Он закрыл за собой дверь. Джойл обернулась с улыбкой, ожидая, видимо, увидеть очередного покупателя. Одна прядь ее волос зацепилась за цветок, торчащий из высокой вазы на каминной полке.
Улыбка сменилась испугом, она потеряла равновесие и вскрикнула. Донован пулей пересек комнату и подхватил ее. Одна его рука по чистой случайности, как он объяснил себе потом, поддерживала ее так, что пальцы коснулись полноватой упругой груди. Мягкость и податливость тела молодой женщины неожиданно сильно возбудили Донована.
Джойл же, которая два года не знала мужского прикосновения, чувства подсказали, что это не плохо, а скорее, даже очень хорошо, но в то же время тревожно. Это было хорошо, потому что руки у него сильные и уверенные, несмотря даже на то, где они помещались. А тревожно потому, что влекло за собой некий стремительный и неподвластный контролю напор чувств, охвативших ее с ног до головы.
— Стоите? — проговорил Донован.
— Да, — выдохнула она. — Только вот волосы мои зацепились за…
— Вижу, вижу, не двигайтесь.
Он отпустил ее и с атлетической грацией встал на скамейку, так что та заскрипела, взял ее руки и обвил ими свою талию.
— Держитесь за меня. Сейчас я вас освобожу.
Освобожу… Освободиться было бы хорошо, подумала она. И цветы тут ни при чем. Вот талия, которую обхватывали руки, была при чем.
Странно ощущать себя в чужих руках, подумала Джойл, держа торс Донована в своих и вспоминая давно забытые ощущения. На какой-то момент сексуальный позыв даже превысил чувство безопасности. У нее так давно не было человека, на которого можно опереться, а сегодня, когда голова ныла и кружилась и уверенность в своих силах была на нуле, такая поддержка пришлась ей как раз кстати. Что же тут плохого? — подумала она, позволяя себе удовольствие расслабиться на несколько секунд.

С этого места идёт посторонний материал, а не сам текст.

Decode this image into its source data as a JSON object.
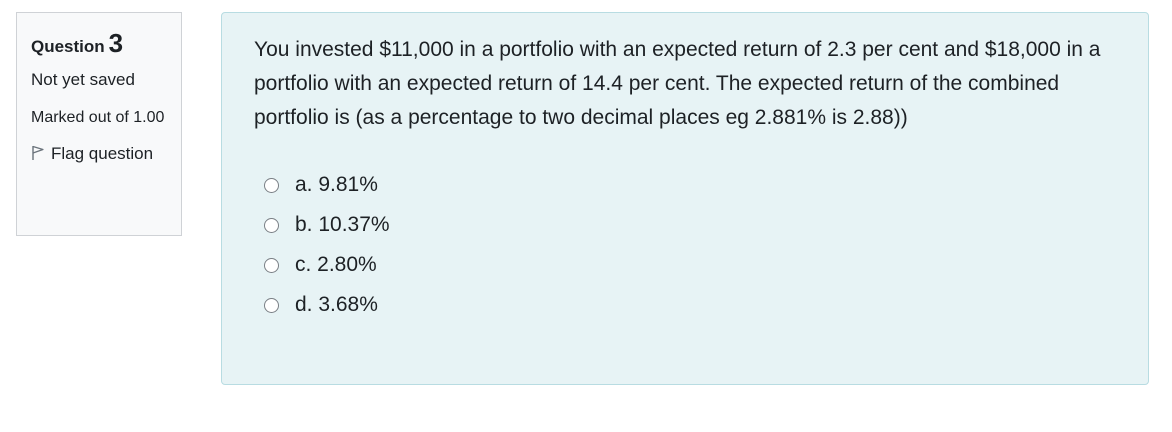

Пальцы художника, обычно ловкие и искусные, неожиданно стали неловкими и неуверенными. Он никак не мог справиться с такой простой операцией, как отцепить несколько волосков от букета цветов, он оказался не в состоянии сконцентрироваться на ней. Когда Донован, пытаясь уберечь Джойл от падения, заставил ее обхватить его, он в ту же секунду почувствовал, что сам поставил себя перед крайней опасностью. Ее руки были нежны и мягки, ее щека так маняще близка к его губам, груди женщины, прикасавшиеся к его животу, бросали в дрожь, а ее бедра, прижавшиеся к нему, обрекали Дона на бессонницу этой ночью.
Когда последний волосок был освобожден, Джойл разжала руки и обняла его по-настоящему. Донован почувствовал, как вздымается ее грудь. Это был жест призыва в жест доверия. Дон не мог вспомнить, когда он так быстро получал от женщины согласие. Ему показалось, что она приглашает его к ответным действиям. Сознавая инстинктивно, что такое приглашение вызвано случайным порывом, он отбросил эти мысли, нежно обняв ее. И его объятие показалось Джойл той гаванью, к которой она так стремилась весь этот год. Она окунулась в пришедшее к ней чувство облегчения, достижения желаемого, не в силах поверить, что это не сон, что Донован действительно здесь, с ней.
Спокойно воспринимать такое чудо Джойл просто не могла. Голова закружилась, и ноги почему-то перестали служить опорой.
Донован услышал, как участилось дыхание женщины, и наклонился, чтобы заглянуть ей в глаза. Неужели он все-таки ошибся? Но с первого же взгляда понял, что дело вообще не в этом. Джойл смотрела на него невидящими, потухшими глазами и была ужасно бледна. Она сняла руку с его плеча и приложила ко лбу.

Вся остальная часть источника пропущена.